Closer to home the use of external providers has steadily improved
care services for elderly people in Islington compared to the
halting progress in a Camden which used to be a leader in quality
of service or elderly people.
The usual argument against treatment centres is that they will
cherry pick, leaving the hospitals with emergency work.
This is an argument not for staying with the current system
but for using innovation to develop reliable alternatives to
hospital admission.
Some nursing homes are already providing intermediate care and
we need more providers in rehabilitation.
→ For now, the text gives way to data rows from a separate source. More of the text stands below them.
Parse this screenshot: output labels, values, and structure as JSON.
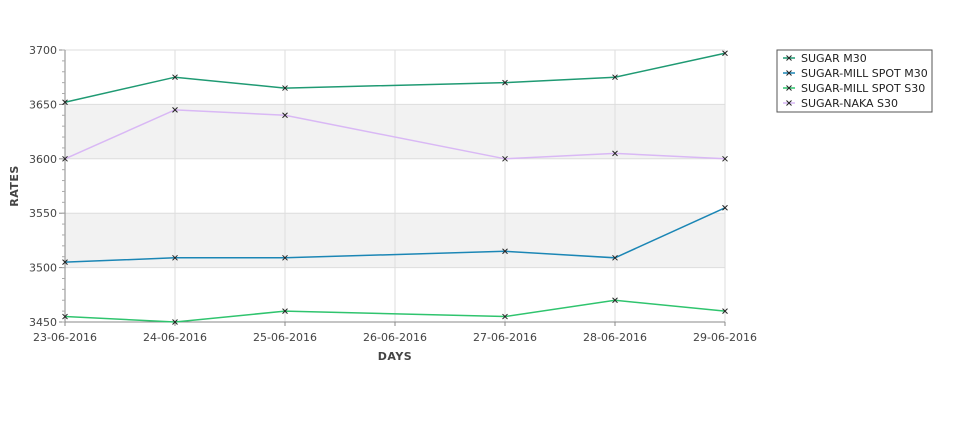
{
  "chart_data": {
    "type": "line",
    "title": "",
    "xlabel": "DAYS",
    "ylabel": "RATES",
    "categories": [
      "23-06-2016",
      "24-06-2016",
      "25-06-2016",
      "26-06-2016",
      "27-06-2016",
      "28-06-2016",
      "29-06-2016"
    ],
    "yticks": [
      3450,
      3500,
      3550,
      3600,
      3650,
      3700
    ],
    "ylim": [
      3450,
      3700
    ],
    "grid": true,
    "legend_position": "right",
    "series": [
      {
        "name": "SUGAR M30",
        "color": "#1f9a73",
        "values": [
          3652,
          3675,
          3665,
          null,
          3670,
          3675,
          3697
        ]
      },
      {
        "name": "SUGAR-MILL SPOT M30",
        "color": "#1b86b5",
        "values": [
          3505,
          3509,
          3509,
          null,
          3515,
          3509,
          3555
        ]
      },
      {
        "name": "SUGAR-MILL SPOT S30",
        "color": "#2fc46e",
        "values": [
          3455,
          3450,
          3460,
          null,
          3455,
          3470,
          3460
        ]
      },
      {
        "name": "SUGAR-NAKA S30",
        "color": "#d9b8f5",
        "values": [
          3600,
          3645,
          3640,
          null,
          3600,
          3605,
          3600
        ]
      }
    ]
  }
}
Reform urges more use of direct payments so that patients, carers
and GPs could choose in areas where the NHS has clearly failed
to provide as in hearing aids and stroke rehabilitation.
The Royal Free staff are the victims of the governments
lack of will to face up to the problem. In 2004 our first report
on health funding showed the huge commitments that had been
made in pay contracts, PFI schemes which went far beyond the
funding available.
There is now a new problem of under funding. Staff that were
recruited last year are now being laid off. Could there not
be a clearer indictment, not of reform but of the old NHS system?
The transition to a new and more flexible system will be a difficult
one. GPs will be leading the way and indeed they have shown
how they can develop new services under the new contract.
At some stage NHS spending is going to come out of the period
of super growth and we are going to have to face up to the problem
of how to get more value for the health pound.
This must mean greater competition and new ways of making use
of the limited amount of experienced staff time. Patient choice,
foundation trusts, payment by results, and the new GP contract
all aim to give power to patients, carers and local communities.
The old NHS was an economic flat earth programme we have
to find new ways of getting better services for patients and
using professional time more effectively.